2.7. UV absorption spectroscopy

UV absorption spectra were obtained using a UV-2910 spectrophotometer (Hitachi, Tokyo, Japan). The β-Lg samples (0.5 mg mL⁻¹) were scanned from 240 nm to 320 nm at a scan speed of 800 nm min⁻¹.

2.8. Surface hydrophobicity

According to the method of Matulis and Lovrien,²⁶ ANS was used as a probe to measure the surface hydrophobicity of β-Lg samples. The ANS solution (0.008 mol L⁻¹) was added into the samples (0.25 mg mL⁻¹, 0.5 mg mL⁻¹ and 1.0 mg mL⁻¹) with a volume ratio of 200 : 1. The samples were scanned from 400 nm to 600 nm at a speed of 1200 nm min⁻¹, with an excitation at 390 nm. The surface hydrophobicity of the samples was defined as the initial slope of the fluorescence intensity versus the protein concentration plot, which was calculated by linear regression analysis.

2.9. Statistical analysis

All the experiments were carried out in triplicate and the results were presented as the mean value ± standard deviation (SD). The analysis was performed using SPSS 19.0 (SPSS Inc., Chicago, IL) and Origin-Pro 2017 (OriginLab Corp., Northampton, MA).

3. Results

3.1. IgG and IgE binding ability analysis

Fig. 1 shows the changes in the IgG and IgE binding of β-Lg samples treated under different conditions. As shown in Fig. 1A, dry-heated β-Lg (β-Lg-H) exhibited almost the same IgG binding ability as native β-Lg (β-Lg-N), whereas the PEF treated sample (β-Lg-P) had much higher (increased by about 70%) IgG binding ability than native β-Lg.

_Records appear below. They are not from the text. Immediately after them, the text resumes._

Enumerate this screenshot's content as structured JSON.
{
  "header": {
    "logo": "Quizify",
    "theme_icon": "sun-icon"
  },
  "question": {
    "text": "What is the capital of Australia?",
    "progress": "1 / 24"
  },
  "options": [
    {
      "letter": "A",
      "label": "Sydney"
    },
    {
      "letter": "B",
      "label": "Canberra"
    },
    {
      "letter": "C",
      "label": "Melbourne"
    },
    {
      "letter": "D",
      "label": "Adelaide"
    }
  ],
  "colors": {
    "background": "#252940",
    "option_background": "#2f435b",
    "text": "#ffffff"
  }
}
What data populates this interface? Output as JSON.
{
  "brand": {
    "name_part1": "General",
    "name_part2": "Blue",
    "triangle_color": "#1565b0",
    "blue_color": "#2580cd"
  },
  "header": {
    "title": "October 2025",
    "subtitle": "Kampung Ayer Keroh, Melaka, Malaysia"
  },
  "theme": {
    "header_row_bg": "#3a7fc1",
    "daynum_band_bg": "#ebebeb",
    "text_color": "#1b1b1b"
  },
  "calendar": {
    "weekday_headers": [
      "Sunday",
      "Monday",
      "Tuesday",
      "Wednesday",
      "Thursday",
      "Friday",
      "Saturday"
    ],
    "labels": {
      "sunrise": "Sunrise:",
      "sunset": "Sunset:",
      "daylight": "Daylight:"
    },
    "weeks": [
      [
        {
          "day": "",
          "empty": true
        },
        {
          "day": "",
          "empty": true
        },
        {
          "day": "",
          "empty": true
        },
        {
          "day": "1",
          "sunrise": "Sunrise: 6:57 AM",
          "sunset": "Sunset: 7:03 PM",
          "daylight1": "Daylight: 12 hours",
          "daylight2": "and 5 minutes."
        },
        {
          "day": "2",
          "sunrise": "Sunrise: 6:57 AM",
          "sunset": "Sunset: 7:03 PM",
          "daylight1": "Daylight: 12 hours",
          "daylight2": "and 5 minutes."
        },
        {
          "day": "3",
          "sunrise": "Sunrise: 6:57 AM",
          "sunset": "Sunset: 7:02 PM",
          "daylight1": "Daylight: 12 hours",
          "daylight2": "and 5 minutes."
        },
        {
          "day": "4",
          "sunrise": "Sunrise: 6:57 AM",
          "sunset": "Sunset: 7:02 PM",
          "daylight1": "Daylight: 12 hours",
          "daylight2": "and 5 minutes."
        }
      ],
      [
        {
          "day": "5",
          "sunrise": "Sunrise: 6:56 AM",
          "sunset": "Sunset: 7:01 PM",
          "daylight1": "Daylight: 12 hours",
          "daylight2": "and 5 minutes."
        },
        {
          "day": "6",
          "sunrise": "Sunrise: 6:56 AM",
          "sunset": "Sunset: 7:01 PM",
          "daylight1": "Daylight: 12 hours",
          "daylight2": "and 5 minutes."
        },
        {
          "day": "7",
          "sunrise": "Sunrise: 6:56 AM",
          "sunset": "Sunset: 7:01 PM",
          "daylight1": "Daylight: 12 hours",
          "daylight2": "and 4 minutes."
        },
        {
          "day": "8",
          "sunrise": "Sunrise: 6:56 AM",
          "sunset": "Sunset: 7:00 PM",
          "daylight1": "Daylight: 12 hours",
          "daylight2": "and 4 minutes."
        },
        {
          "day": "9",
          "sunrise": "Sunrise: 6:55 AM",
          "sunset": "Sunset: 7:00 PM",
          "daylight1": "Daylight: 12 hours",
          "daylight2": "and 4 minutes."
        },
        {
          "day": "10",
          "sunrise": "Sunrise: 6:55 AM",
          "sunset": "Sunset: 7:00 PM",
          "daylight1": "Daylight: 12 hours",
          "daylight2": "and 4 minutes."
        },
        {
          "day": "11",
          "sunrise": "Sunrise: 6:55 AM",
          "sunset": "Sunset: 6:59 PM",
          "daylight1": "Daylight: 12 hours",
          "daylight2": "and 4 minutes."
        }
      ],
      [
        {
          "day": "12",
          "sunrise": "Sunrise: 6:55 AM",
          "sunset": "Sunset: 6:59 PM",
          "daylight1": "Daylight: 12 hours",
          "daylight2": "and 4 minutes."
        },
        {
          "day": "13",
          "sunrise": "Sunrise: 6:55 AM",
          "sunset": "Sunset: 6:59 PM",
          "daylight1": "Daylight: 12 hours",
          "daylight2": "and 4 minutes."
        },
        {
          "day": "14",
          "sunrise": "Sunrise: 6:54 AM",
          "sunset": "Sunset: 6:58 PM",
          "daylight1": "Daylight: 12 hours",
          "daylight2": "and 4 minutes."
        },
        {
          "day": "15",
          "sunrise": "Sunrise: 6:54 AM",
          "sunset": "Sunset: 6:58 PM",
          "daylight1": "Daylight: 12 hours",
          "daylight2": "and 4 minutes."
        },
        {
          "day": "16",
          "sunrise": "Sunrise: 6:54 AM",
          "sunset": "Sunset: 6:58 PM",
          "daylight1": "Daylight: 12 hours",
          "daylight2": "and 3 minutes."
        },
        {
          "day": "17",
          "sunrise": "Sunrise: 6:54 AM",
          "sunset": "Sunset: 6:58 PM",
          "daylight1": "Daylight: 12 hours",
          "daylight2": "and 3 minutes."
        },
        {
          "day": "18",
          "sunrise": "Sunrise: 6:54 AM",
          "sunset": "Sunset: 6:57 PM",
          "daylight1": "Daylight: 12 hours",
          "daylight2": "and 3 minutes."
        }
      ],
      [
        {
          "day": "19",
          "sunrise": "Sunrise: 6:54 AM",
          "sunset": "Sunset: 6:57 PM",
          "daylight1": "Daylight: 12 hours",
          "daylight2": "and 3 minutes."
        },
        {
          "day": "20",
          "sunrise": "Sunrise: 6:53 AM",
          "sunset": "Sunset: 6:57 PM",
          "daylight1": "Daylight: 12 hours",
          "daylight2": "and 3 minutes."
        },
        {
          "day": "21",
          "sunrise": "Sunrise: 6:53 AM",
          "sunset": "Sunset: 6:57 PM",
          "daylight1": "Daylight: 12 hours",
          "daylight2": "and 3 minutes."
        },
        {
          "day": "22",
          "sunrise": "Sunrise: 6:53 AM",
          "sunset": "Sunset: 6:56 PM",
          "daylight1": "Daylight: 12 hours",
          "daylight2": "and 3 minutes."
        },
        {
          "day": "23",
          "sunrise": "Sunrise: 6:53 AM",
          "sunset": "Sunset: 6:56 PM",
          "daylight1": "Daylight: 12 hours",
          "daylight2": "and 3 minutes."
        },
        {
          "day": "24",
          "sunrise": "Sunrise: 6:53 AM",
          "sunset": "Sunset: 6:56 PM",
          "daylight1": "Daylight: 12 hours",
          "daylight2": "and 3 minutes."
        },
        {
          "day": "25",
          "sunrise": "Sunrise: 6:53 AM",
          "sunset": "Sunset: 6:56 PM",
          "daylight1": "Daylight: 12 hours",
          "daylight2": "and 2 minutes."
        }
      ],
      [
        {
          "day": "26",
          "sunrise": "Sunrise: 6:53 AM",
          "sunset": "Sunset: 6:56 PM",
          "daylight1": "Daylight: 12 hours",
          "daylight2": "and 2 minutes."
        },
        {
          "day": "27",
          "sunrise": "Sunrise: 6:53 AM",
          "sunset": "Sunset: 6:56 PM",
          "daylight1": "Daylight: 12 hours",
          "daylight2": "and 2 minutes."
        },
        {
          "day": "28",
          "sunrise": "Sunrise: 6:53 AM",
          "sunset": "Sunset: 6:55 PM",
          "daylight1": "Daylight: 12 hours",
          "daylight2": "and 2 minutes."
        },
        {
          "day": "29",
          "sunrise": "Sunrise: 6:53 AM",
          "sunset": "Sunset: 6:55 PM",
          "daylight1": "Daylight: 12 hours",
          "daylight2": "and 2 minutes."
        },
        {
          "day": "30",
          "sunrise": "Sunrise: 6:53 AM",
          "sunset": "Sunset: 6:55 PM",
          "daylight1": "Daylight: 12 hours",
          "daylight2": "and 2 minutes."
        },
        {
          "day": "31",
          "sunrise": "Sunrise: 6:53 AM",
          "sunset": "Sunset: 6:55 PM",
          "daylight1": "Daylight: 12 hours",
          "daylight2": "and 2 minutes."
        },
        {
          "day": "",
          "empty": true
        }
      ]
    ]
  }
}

Nevertheless, the glycated β-Lg without PEF pretreatment (β-Lg-M) showed around half of the IgG binding ability of native β-Lg while the glycated sample with PEF pretreatment (β-Lg-PM) displayed only about 15% of IgG-binding of native β-Lg. Interestingly, a similar trend was observed in Fig. 1B. The IgE binding ability of the dry-heated sample (β-Lg-H) was equivalent to that of the native β-Lg (1.05 mg mL⁻¹), whereas it increased by approximately 50% after PEF treatment at 25 kV cm⁻¹ for 60 μs. However, it reduced by nearly 35% after glycation with mannose and further decreased to almost 25% after glycation with PEF pretreatment.

Fig. 1 IgG (A) and IgE (B) binding abilities of β-Lg samples were determined by inhibition competitive ELISA. Letters (a–d) in the bars mean significantly different (p < 0.05).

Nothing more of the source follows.